KY=勇者?
「日下、お前絶対クラスメイトにありがたがられるぜー」
「本当だよなー。しかも、午後組は絶対羨ましがるよな」
「そーじゃろーそーじゃろー」
日下が偉そうにウンウンと頷いた。
「会長との写真なんて中々撮れるもんじゃないしな」
「あそこであの言葉を言ったお前ホント勇者!」
「さすが空気読めない男っ!」
バシバシと日下が弄られ、どっと場が和む。クラスでも、日下は空気が読まない男で定着している。
「しっかし、あのタイミングじゃなかったら、小鳥遊が制裁対象だったんじゃね?」
「ありえるなー」
「でも、小鳥遊の顔の良さならファンも許すかもな?」
「どっからどー見ても外人だしな? 日本人にモテるだろ?」
口々にクラスメイトに言われて思わず苦笑した。おばさんウケの良い顔ではあるのは自覚しているが、若い子からは中々声かけてもらえなかったりする。
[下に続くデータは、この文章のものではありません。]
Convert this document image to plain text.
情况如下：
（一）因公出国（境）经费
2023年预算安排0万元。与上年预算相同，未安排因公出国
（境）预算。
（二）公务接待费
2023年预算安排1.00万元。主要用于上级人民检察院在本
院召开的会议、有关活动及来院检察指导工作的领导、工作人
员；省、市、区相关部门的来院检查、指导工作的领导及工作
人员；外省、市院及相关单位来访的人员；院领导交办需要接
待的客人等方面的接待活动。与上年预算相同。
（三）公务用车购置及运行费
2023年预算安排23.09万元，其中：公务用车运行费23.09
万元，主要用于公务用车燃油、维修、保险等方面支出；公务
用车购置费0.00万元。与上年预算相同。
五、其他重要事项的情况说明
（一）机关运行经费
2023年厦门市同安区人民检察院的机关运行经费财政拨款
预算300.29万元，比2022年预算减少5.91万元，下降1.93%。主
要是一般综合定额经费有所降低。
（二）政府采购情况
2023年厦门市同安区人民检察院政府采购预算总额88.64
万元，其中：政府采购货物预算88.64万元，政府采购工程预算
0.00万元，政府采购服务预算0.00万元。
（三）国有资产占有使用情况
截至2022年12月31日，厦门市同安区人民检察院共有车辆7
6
「と思うだろ? これが意外に、英語話せないからって敬遠して話しかけてくれないんだよなー」
「マジでっ!?」
「マジマジ」
「わーじゃあ、俺まだ望みあるわー」
「だから山崎顔自重しろって」
山崎の言葉に他のクラスメイトがすかさずツッコミを入れる。
そのツッコミのテンポとかくだらない話でみんなで談笑とかが、昔のバスケ部の雰囲気によく似ていて、思わず懐かしさがこみ上げた。
「ほんじゃ、俺達も楽しみますか!」
「「「「おおおおおお!」」」」
一人の言葉を合図に、仕事を終えた裏方が湧き上がった。